These are all important areas to consider.
- Many people get life insurance when they get married to protect their spouse.
- It is important to thoroughly discuss your options and get on the same page with your partner.
Getting married means making a big commitment. After all, you are signing up to share your physical and emotional space with another person. And in most cases, you’re also signing up to pool your money.
Talking about finances, once you get married, you probably want nothing more than to protect your spouse from financial difficulties. A good way to do this is to shop life insurance.
But it is not a decision that should be made by each married person. However, you and your spouse should be in agreement so that you are both satisfied with the amount of life insurance you are placing. Here are some questions you should ask as you go through the life insurance shopping process.
1. How much life insurance should each of us have?
If you and your spouse earn the same amount of money, you can choose to have the same amount of coverage on each of your policies. But maybe that’s not the case. And if you earn, say, $100,000 a year and your spouse only earns $40,000, it may not be necessary to buy a lot of life insurance for your spouse.
On the other hand, your spouse who has less income can be the one to take care of your children if you get them. You may not want to shell out life insurance for them even though they have low wages. Have that conversation so you don’t end up over- or under-purchasing insurance.
2. How many years of insurance do we need?
If you buy a whole life insurance policy, will protect you throughout your life. But whole life insurance can be very expensive, many people find that permanent life insurance a more affordable option. In that case, however, you need to determine how many years of insurance you need.

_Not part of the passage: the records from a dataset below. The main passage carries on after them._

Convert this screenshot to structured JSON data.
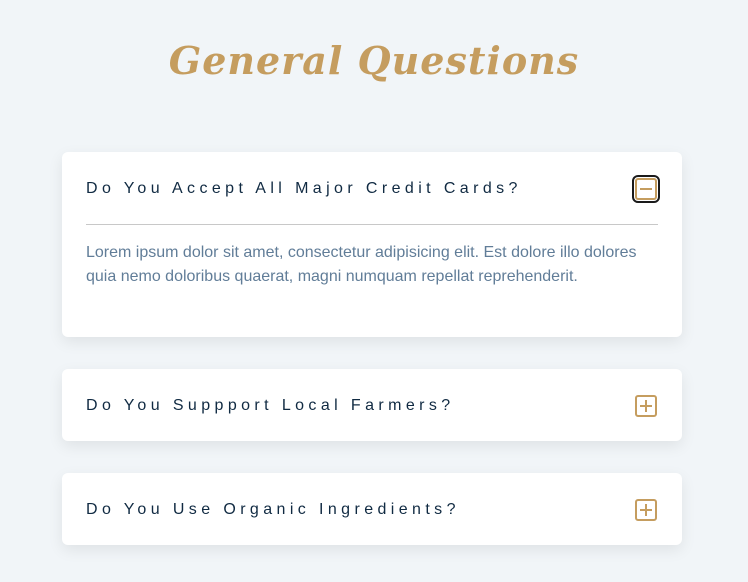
{
  "page": {
    "title": "General Questions"
  },
  "questions": [
    {
      "title": "Do You Accept All Major Credit Cards?",
      "expanded": true,
      "toggle_icon": "minus-icon",
      "answer": "Lorem ipsum dolor sit amet, consectetur adipisicing elit. Est dolore illo dolores quia nemo doloribus quaerat, magni numquam repellat reprehenderit."
    },
    {
      "title": "Do You Suppport Local Farmers?",
      "expanded": false,
      "toggle_icon": "plus-icon"
    },
    {
      "title": "Do You Use Organic Ingredients?",
      "expanded": false,
      "toggle_icon": "plus-icon"
    }
  ],
  "colors": {
    "background": "#f1f5f8",
    "accent": "#c59d5f",
    "heading": "#102a42",
    "body_text": "#617d98",
    "card": "#ffffff"
  }
}
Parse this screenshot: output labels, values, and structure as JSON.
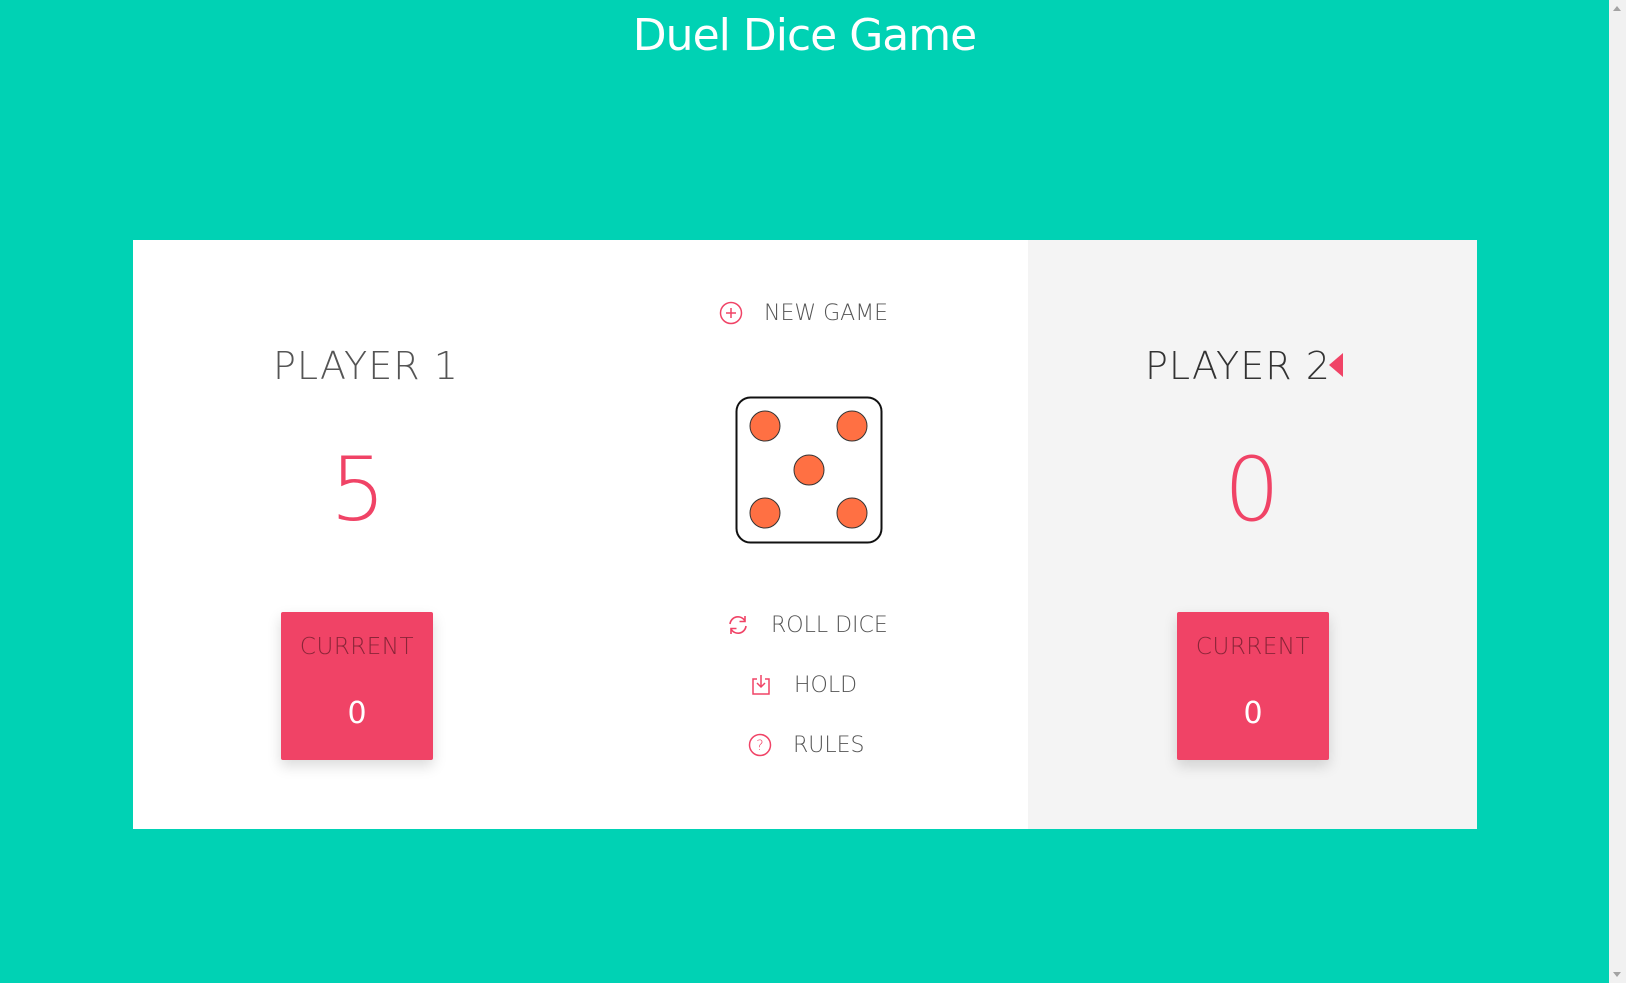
{
  "title": "Duel Dice Game",
  "players": [
    {
      "name": "PLAYER 1",
      "score": "5",
      "current_label": "CURRENT",
      "current_value": "0",
      "active": false
    },
    {
      "name": "PLAYER 2",
      "score": "0",
      "current_label": "CURRENT",
      "current_value": "0",
      "active": true
    }
  ],
  "controls": {
    "new_game": "NEW GAME",
    "roll_dice": "ROLL DICE",
    "hold": "HOLD",
    "rules": "RULES"
  },
  "dice": {
    "value": 5,
    "pip_color": "#ff7043"
  },
  "colors": {
    "background": "#00d2b4",
    "accent": "#f04366",
    "active_panel": "#f4f4f4"
  },
  "icons": {
    "new_game": "plus-circle-icon",
    "roll_dice": "refresh-icon",
    "hold": "download-icon",
    "rules": "question-circle-icon",
    "active": "caret-left-icon"
  }
}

If you and your spouse are in your 30s, you may decide that a 30-year policy for each of you is a good bet, since it means that the of the insurance until retirement age. Or, you can choose to opt for only 20 years of coverage, the idea being that if you don’t have children soon, the 20-year policy can get you to the point where they are old enough to go to college and start care. their own.
There is no right or wrong answer. The idea, however, is to put on a period of insurance that you both like.
3. What does our joint debt look like?
The purpose of providing life insurance is to ensure that your spouse is not left behind when you die. So you want to consider the debts you have together when deciding how much insurance to buy.
Most people expect to buy enough life insurance to replace 10 years of income. Some have chosen to replace 20 years of income. In addition to replacement funds, you’ll want to secure a high-payment life insurance policy to cover joint debts that may be a burden for a surviving spouse. So if you and your partner owe $250,000 on a mortgage loanthat’s a number based on your calculations.
It’s a good idea to buy life insurance, whether you’re newly married or have been married for years. And it is equally important to discuss these questions together so that you and your spouse can get the right amount of insurance.